Es gibt bislang keine Untersuchung darüber, wie der elektrische Strom nach Westrhauderfehn kam. Unser Mitarbeiter Michael Till Heinze veröffentlicht hier diesmal seine über zehnjährigen Nachforschungen im Fehntjer Kurier.
Am Heiligen Abend 1914 erstrahlte die evangelische Kirche zu Westrhauderfehn zum ersten Mal im Glanz des elektrischen Lichts. Pastor Johann Hinrich Voß. der zweite Prediger in Westrhauderfehn, der 32 Jahre lang Dienst tat, konnte in eine neue Epoche führen. Das ist vor 74 Jahren gewesen. Ob es wohl noch einen Fehntjer gibt, der bei diesem Ereignis dabei war? Erinnern wir uns: Das "Gaslücht" früherer Zeiten war die Petroleumlampe. Sie hatte sich gegenüber der alten Öl- und Tranfunzel durchgesetzt. Wer weiß heute noch, daß einmal auf der Hahnentange eine Fabrik für Gasöl und Paraffinkerzen gebaut werden sollte?

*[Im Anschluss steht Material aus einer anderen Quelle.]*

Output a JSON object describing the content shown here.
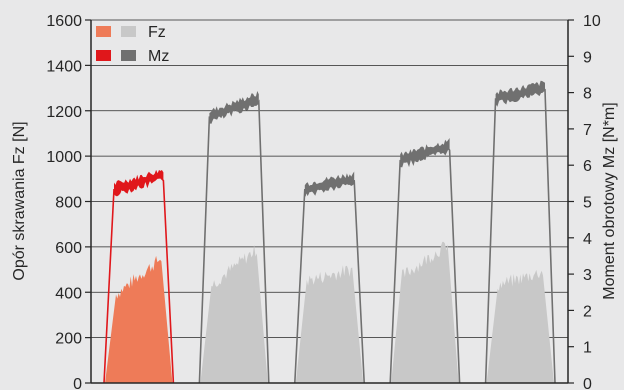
{
  "chart_data": {
    "type": "area",
    "title": "",
    "ylabel_left": "Opór skrawania Fz [N]",
    "ylabel_right": "Moment obrotowy Mz [N*m]",
    "ylim_left": [
      0,
      1600
    ],
    "ylim_right": [
      0,
      10
    ],
    "yticks_left": [
      "0",
      "200",
      "400",
      "600",
      "800",
      "1000",
      "1200",
      "1400",
      "1600"
    ],
    "yticks_right": [
      "0",
      "1",
      "2",
      "3",
      "4",
      "5",
      "6",
      "7",
      "8",
      "9",
      "10"
    ],
    "grid": "horizontal",
    "legend_position": "top-left",
    "legend": [
      {
        "label": "Fz",
        "swatch_colors": [
          "#ee7b58",
          "#c8c8c8"
        ]
      },
      {
        "label": "Mz",
        "swatch_colors": [
          "#e0171b",
          "#707070"
        ]
      }
    ],
    "tests": [
      {
        "highlight": true,
        "fz_range_N": [
          360,
          520
        ],
        "mz_range_Nm": [
          5.4,
          5.8
        ]
      },
      {
        "highlight": false,
        "fz_range_N": [
          400,
          560
        ],
        "mz_range_Nm": [
          7.4,
          7.9
        ]
      },
      {
        "highlight": false,
        "fz_range_N": [
          420,
          470
        ],
        "mz_range_Nm": [
          5.4,
          5.7
        ]
      },
      {
        "highlight": false,
        "fz_range_N": [
          440,
          580
        ],
        "mz_range_Nm": [
          6.2,
          6.6
        ]
      },
      {
        "highlight": false,
        "fz_range_N": [
          400,
          460
        ],
        "mz_range_Nm": [
          7.9,
          8.2
        ]
      }
    ],
    "colors": {
      "fz_highlight": "#ee7b58",
      "mz_highlight": "#e0171b",
      "fz_other": "#c8c8c8",
      "mz_other": "#707070",
      "background": "#e8e8e9",
      "grid": "#262626"
    }
  }
}
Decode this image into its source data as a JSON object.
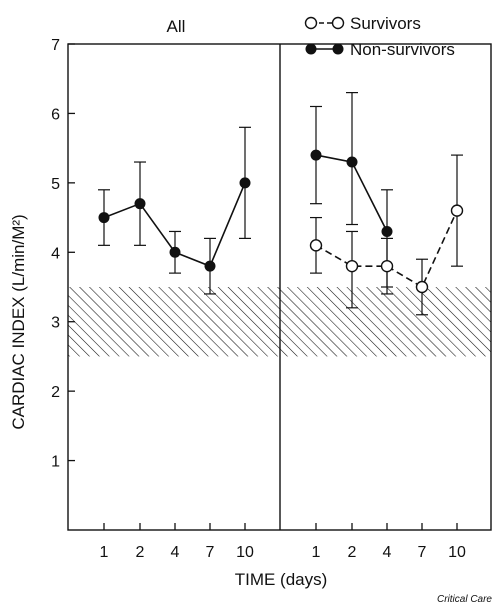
{
  "chart_data": {
    "type": "line",
    "ylabel": "CARDIAC INDEX (L/min/M²)",
    "xlabel": "TIME (days)",
    "ylim": [
      0,
      7
    ],
    "yticks": [
      1,
      2,
      3,
      4,
      5,
      6,
      7
    ],
    "x_categories": [
      "1",
      "2",
      "4",
      "7",
      "10"
    ],
    "normal_band": [
      2.5,
      3.5
    ],
    "grid": false,
    "legend_position": "top-right",
    "panels": [
      {
        "id": "all",
        "title": "All",
        "series": [
          {
            "style": "filled",
            "line": "solid",
            "points": [
              {
                "x": "1",
                "y": 4.5,
                "lo": 4.1,
                "hi": 4.9
              },
              {
                "x": "2",
                "y": 4.7,
                "lo": 4.1,
                "hi": 5.3
              },
              {
                "x": "4",
                "y": 4.0,
                "lo": 3.7,
                "hi": 4.3
              },
              {
                "x": "7",
                "y": 3.8,
                "lo": 3.4,
                "hi": 4.2
              },
              {
                "x": "10",
                "y": 5.0,
                "lo": 4.2,
                "hi": 5.8
              }
            ]
          }
        ]
      },
      {
        "id": "groups",
        "title": "",
        "series": [
          {
            "name": "Non-survivors",
            "style": "filled",
            "line": "solid",
            "points": [
              {
                "x": "1",
                "y": 5.4,
                "lo": 4.7,
                "hi": 6.1
              },
              {
                "x": "2",
                "y": 5.3,
                "lo": 4.4,
                "hi": 6.3
              },
              {
                "x": "4",
                "y": 4.3,
                "lo": 3.5,
                "hi": 4.9
              }
            ]
          },
          {
            "name": "Survivors",
            "style": "open",
            "line": "dashed",
            "points": [
              {
                "x": "1",
                "y": 4.1,
                "lo": 3.7,
                "hi": 4.5
              },
              {
                "x": "2",
                "y": 3.8,
                "lo": 3.2,
                "hi": 4.3
              },
              {
                "x": "4",
                "y": 3.8,
                "lo": 3.4,
                "hi": 4.2
              },
              {
                "x": "7",
                "y": 3.5,
                "lo": 3.1,
                "hi": 3.9
              },
              {
                "x": "10",
                "y": 4.6,
                "lo": 3.8,
                "hi": 5.4
              }
            ]
          }
        ]
      }
    ],
    "legend": [
      {
        "label": "Survivors",
        "style": "open",
        "line": "dashed"
      },
      {
        "label": "Non-survivors",
        "style": "filled",
        "line": "solid"
      }
    ]
  },
  "credit": "Critical Care"
}
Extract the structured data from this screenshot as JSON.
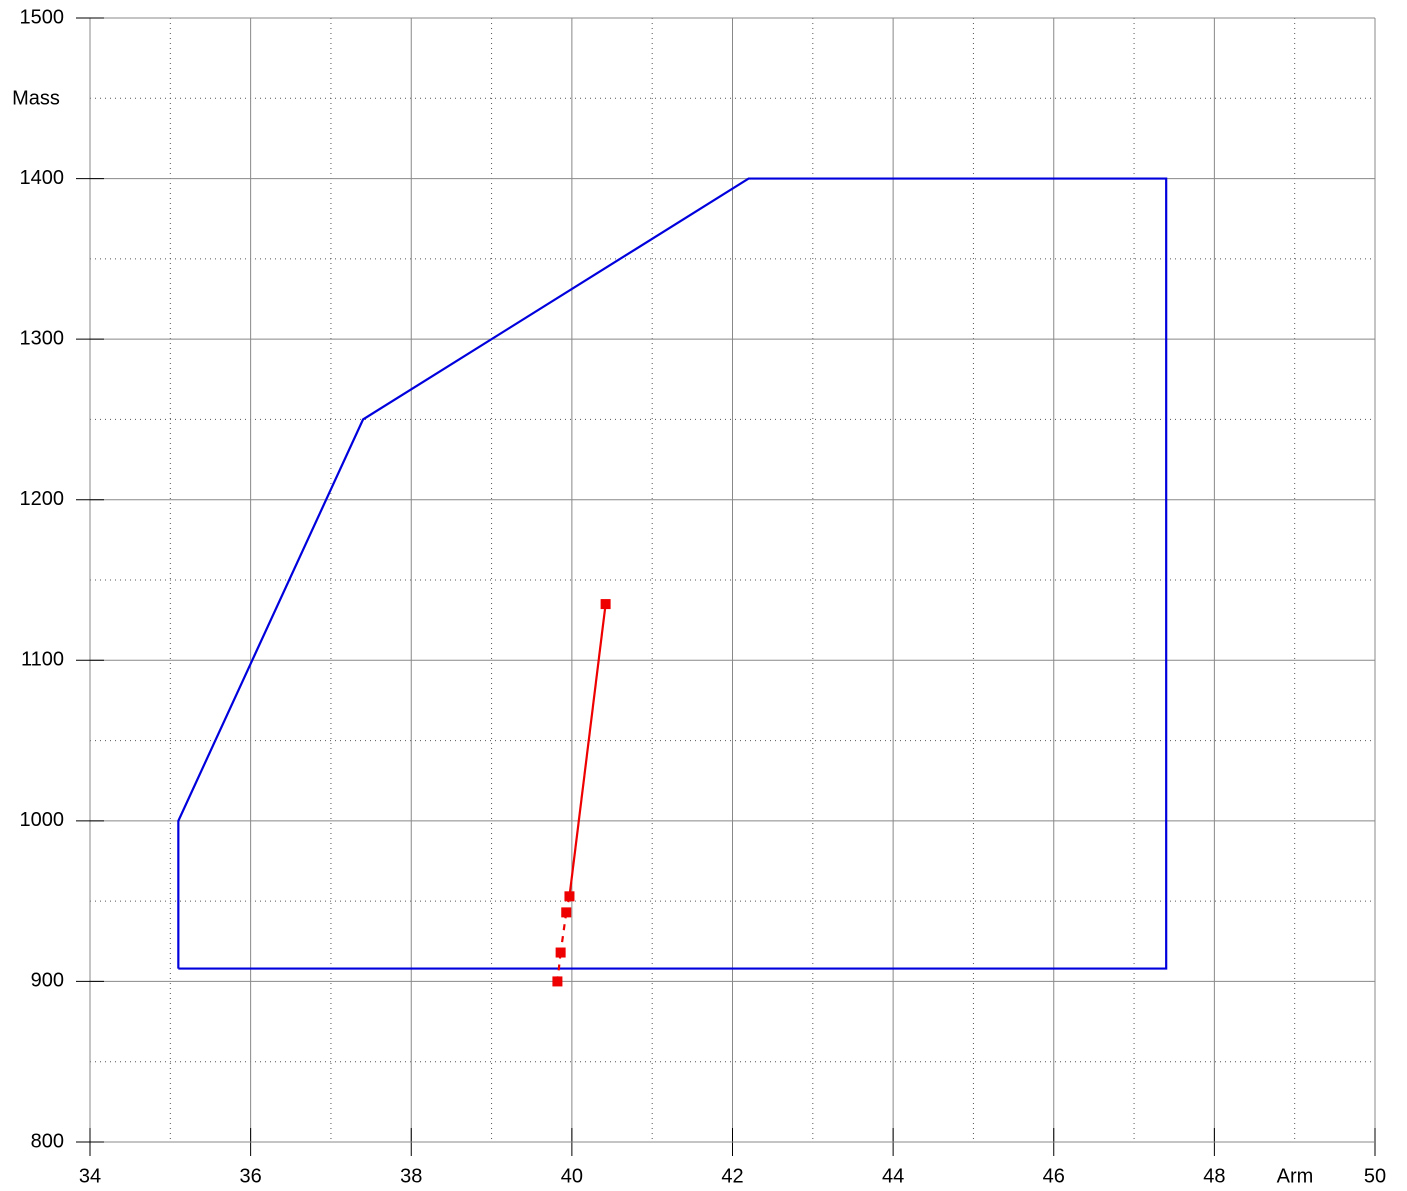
{
  "chart_data": {
    "type": "line",
    "xlabel": "Arm",
    "ylabel": "Mass",
    "xlim": [
      34,
      50
    ],
    "ylim": [
      800,
      1500
    ],
    "xticks": [
      34,
      36,
      38,
      40,
      42,
      44,
      46,
      48,
      50
    ],
    "yticks": [
      800,
      900,
      1000,
      1100,
      1200,
      1300,
      1400,
      1500
    ],
    "xminor": [
      35,
      37,
      39,
      41,
      43,
      45,
      47,
      49
    ],
    "yminor": [
      850,
      950,
      1050,
      1150,
      1250,
      1350,
      1450
    ],
    "grid": true,
    "envelope": {
      "color": "#0000dd",
      "x": [
        35.1,
        35.1,
        37.4,
        42.2,
        47.4,
        47.4,
        35.1
      ],
      "values": [
        908,
        1000,
        1250,
        1400,
        1400,
        908,
        908
      ]
    },
    "series": [
      {
        "color": "#ee0000",
        "x": [
          40.42,
          39.97,
          39.93,
          39.86,
          39.82
        ],
        "values": [
          1135,
          953,
          943,
          918,
          900
        ],
        "segment_styles": [
          "solid",
          "dashed",
          "dashed",
          "dashed"
        ]
      }
    ]
  }
}
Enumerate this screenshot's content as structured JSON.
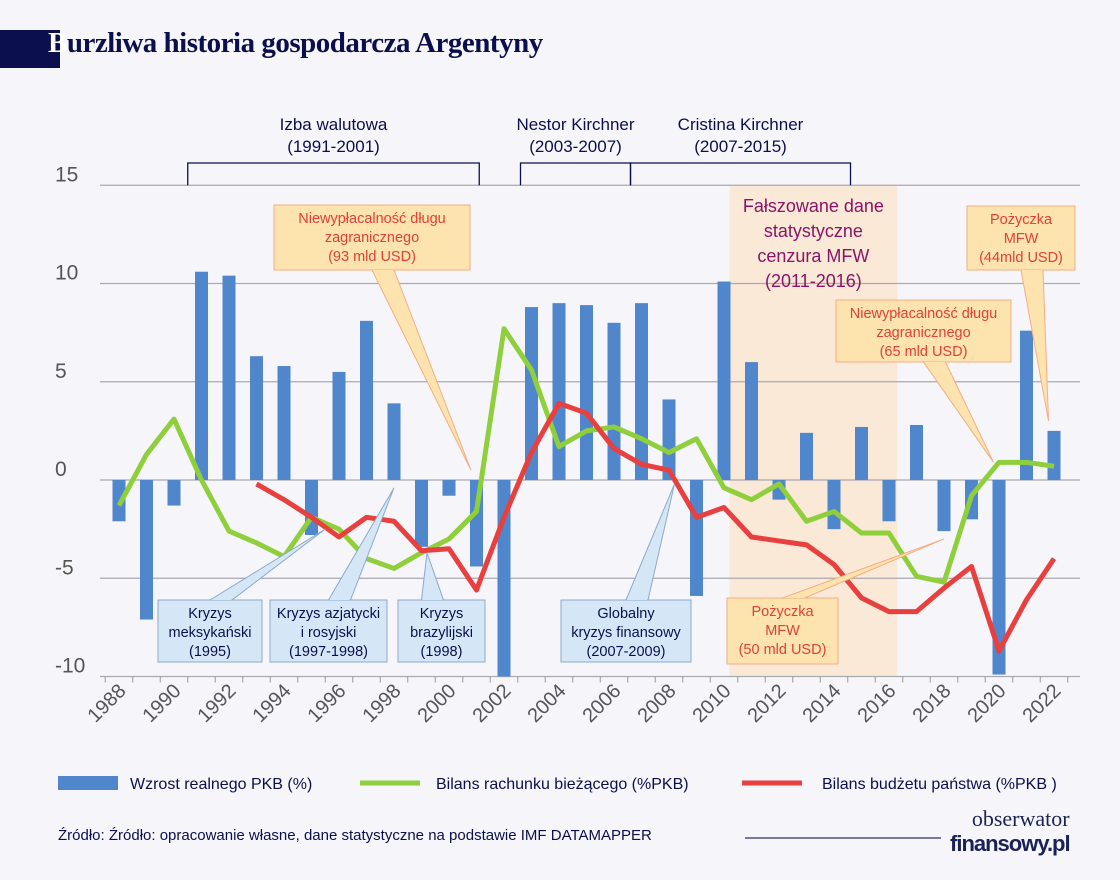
{
  "title_first": "B",
  "title_rest": "urzliwa historia gospodarcza Argentyny",
  "source": "Źródło: Źródło: opracowanie własne, dane statystyczne na podstawie IMF DATAMAPPER",
  "logo": {
    "line1": "obserwator",
    "line2": "finansowy.pl"
  },
  "periods": [
    {
      "lines": [
        "Izba walutowa",
        "(1991-2001)"
      ],
      "from": 1990.5,
      "to": 2001.1
    },
    {
      "lines": [
        "Nestor Kirchner",
        "(2003-2007)"
      ],
      "from": 2002.6,
      "to": 2006.6
    },
    {
      "lines": [
        "Cristina Kirchner",
        "(2007-2015)"
      ],
      "from": 2006.6,
      "to": 2014.6
    }
  ],
  "shaded_period": {
    "lines": [
      "Fałszowane dane",
      "statystyczne",
      "cenzura MFW",
      "(2011-2016)"
    ],
    "from": 2010.2,
    "to": 2016.3,
    "color": "#fbe6d0",
    "text_color": "#8b1466"
  },
  "annotations": [
    {
      "lines": [
        "Niewypłacalność długu",
        "zagranicznego",
        "(93 mld USD)"
      ],
      "style": "orange",
      "target_year": 2000.8,
      "target_value": 0.5
    },
    {
      "lines": [
        "Kryzys",
        "meksykański",
        "(1995)"
      ],
      "style": "blue",
      "target_year": 1995.5,
      "target_value": -2.5
    },
    {
      "lines": [
        "Kryzys azjatycki",
        "i rosyjski",
        "(1997-1998)"
      ],
      "style": "blue",
      "target_year": 1998,
      "target_value": -0.4
    },
    {
      "lines": [
        "Kryzys",
        "brazylijski",
        "(1998)"
      ],
      "style": "blue",
      "target_year": 1999.2,
      "target_value": -3.7
    },
    {
      "lines": [
        "Globalny",
        "kryzys finansowy",
        "(2007-2009)"
      ],
      "style": "blue",
      "target_year": 2008.2,
      "target_value": -0.2
    },
    {
      "lines": [
        "Pożyczka",
        "MFW",
        "(50 mld USD)"
      ],
      "style": "orange",
      "target_year": 2018,
      "target_value": -3.0
    },
    {
      "lines": [
        "Niewypłacalność długu",
        "zagranicznego",
        "(65 mld USD)"
      ],
      "style": "orange",
      "target_year": 2019.8,
      "target_value": 0.9
    },
    {
      "lines": [
        "Pożyczka",
        "MFW",
        "(44mld USD)"
      ],
      "style": "orange",
      "target_year": 2021.8,
      "target_value": 3.0
    }
  ],
  "chart_data": {
    "type": "bar+line",
    "title": "Burzliwa historia gospodarcza Argentyny",
    "xlabel": "",
    "ylabel": "",
    "ylim": [
      -10,
      15
    ],
    "yticks": [
      15,
      10,
      5,
      0,
      -5,
      -10
    ],
    "xticks": [
      1988,
      1990,
      1992,
      1994,
      1996,
      1998,
      2000,
      2002,
      2004,
      2006,
      2008,
      2010,
      2012,
      2014,
      2016,
      2018,
      2020,
      2022
    ],
    "grid": true,
    "legend_position": "bottom",
    "x": [
      1988,
      1989,
      1990,
      1991,
      1992,
      1993,
      1994,
      1995,
      1996,
      1997,
      1998,
      1999,
      2000,
      2001,
      2002,
      2003,
      2004,
      2005,
      2006,
      2007,
      2008,
      2009,
      2010,
      2011,
      2012,
      2013,
      2014,
      2015,
      2016,
      2017,
      2018,
      2019,
      2020,
      2021,
      2022
    ],
    "series": [
      {
        "name": "Wzrost realnego PKB (%)",
        "kind": "bar",
        "color": "#4f86cc",
        "values": [
          -2.1,
          -7.1,
          -1.3,
          10.6,
          10.4,
          6.3,
          5.8,
          -2.8,
          5.5,
          8.1,
          3.9,
          -3.4,
          -0.8,
          -4.4,
          -10.9,
          8.8,
          9.0,
          8.9,
          8.0,
          9.0,
          4.1,
          -5.9,
          10.1,
          6.0,
          -1.0,
          2.4,
          -2.5,
          2.7,
          -2.1,
          2.8,
          -2.6,
          -2.0,
          -9.9,
          7.6,
          2.5
        ]
      },
      {
        "name": "Bilans rachunku bieżącego (%PKB)",
        "kind": "line",
        "color": "#8fcf3c",
        "values": [
          -1.3,
          1.3,
          3.1,
          0.0,
          -2.6,
          -3.2,
          -3.9,
          -1.9,
          -2.5,
          -4.0,
          -4.5,
          -3.7,
          -3.0,
          -1.6,
          7.7,
          5.6,
          1.7,
          2.5,
          2.7,
          2.1,
          1.4,
          2.1,
          -0.4,
          -1.0,
          -0.2,
          -2.1,
          -1.6,
          -2.7,
          -2.7,
          -4.9,
          -5.2,
          -0.8,
          0.9,
          0.9,
          0.7
        ]
      },
      {
        "name": "Bilans budżetu państwa (%PKB )",
        "kind": "line",
        "color": "#e8403f",
        "values": [
          null,
          null,
          null,
          null,
          null,
          -0.2,
          -1.0,
          -1.9,
          -2.9,
          -1.9,
          -2.1,
          -3.6,
          -3.5,
          -5.6,
          -1.9,
          1.4,
          3.9,
          3.4,
          1.6,
          0.8,
          0.5,
          -1.9,
          -1.4,
          -2.9,
          -3.1,
          -3.3,
          -4.3,
          -6.0,
          -6.7,
          -6.7,
          -5.5,
          -4.4,
          -8.7,
          -6.1,
          -4.0
        ]
      }
    ]
  }
}
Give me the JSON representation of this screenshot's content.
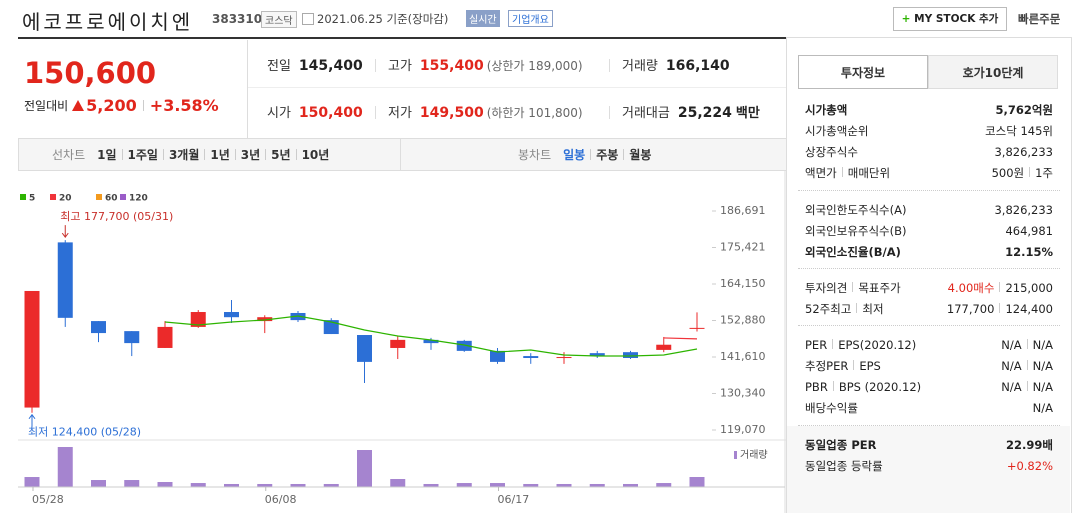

Diese beiden schönen Kronleuchter der Kirche zu Westrhauderfehn wurden entfernt, als hier das elektrische Licht installiert wurde. Hinrich Reents aus Ostrhauderfehn kann sich erinnern, daß sein ehemaliger Lehrherr Hermann Rugo in Leer den ganzen Boden voll ähnlicher Kronleuchter hatte. Wo mögen sie wohl hingekommen sein? |
Die Herren Schröder & Fofoot hatten in den Jahren 1850/60 schon etliche Moorflächen angekauft. Auf der Hahnentange, einer bizarr geformten Sanddüne, hatten die Herren Unternehmer festen Untergrund für ein Kontor und ein Kesselhaus mit Schornstein, dem späteren "Hahnentanger Turm". Weihnachten 1859 brannte im Frühgottesdienst der katholischen Kirche zu Westrhauderfehn/Langholt eine solche Paraffinkerze, die als Probe auf die zukünftigen Produktionen hinweisen sollte.
Um diese Zeit, als viele Ostfriesen noch auswanderten, fuhren die ersten Schiffe mit einer gefährlichen Ladung gen Europa: Petroleum. Der Siegeszug des "Gasöls" begann, und das aus Torf gewonnene Paraffinöl der Herren Schröder & Fofoot kam da nicht mit. In jedem Haus stand bald eine solche Petroleumlampe. Die ersten Versandhäuser boten Dochte und Glaszylinder für die Landbevölkerung an. Jeden Tag mußte diese gläserne Kuppel mit einer Spezialbürste gereinigt werden. Wunderschöne Modelle gab es zu kaufen, und die gutsituierten Bürgerhäuser hatten bald mächtige Lampen aus Gußeisen von der Decke hängen.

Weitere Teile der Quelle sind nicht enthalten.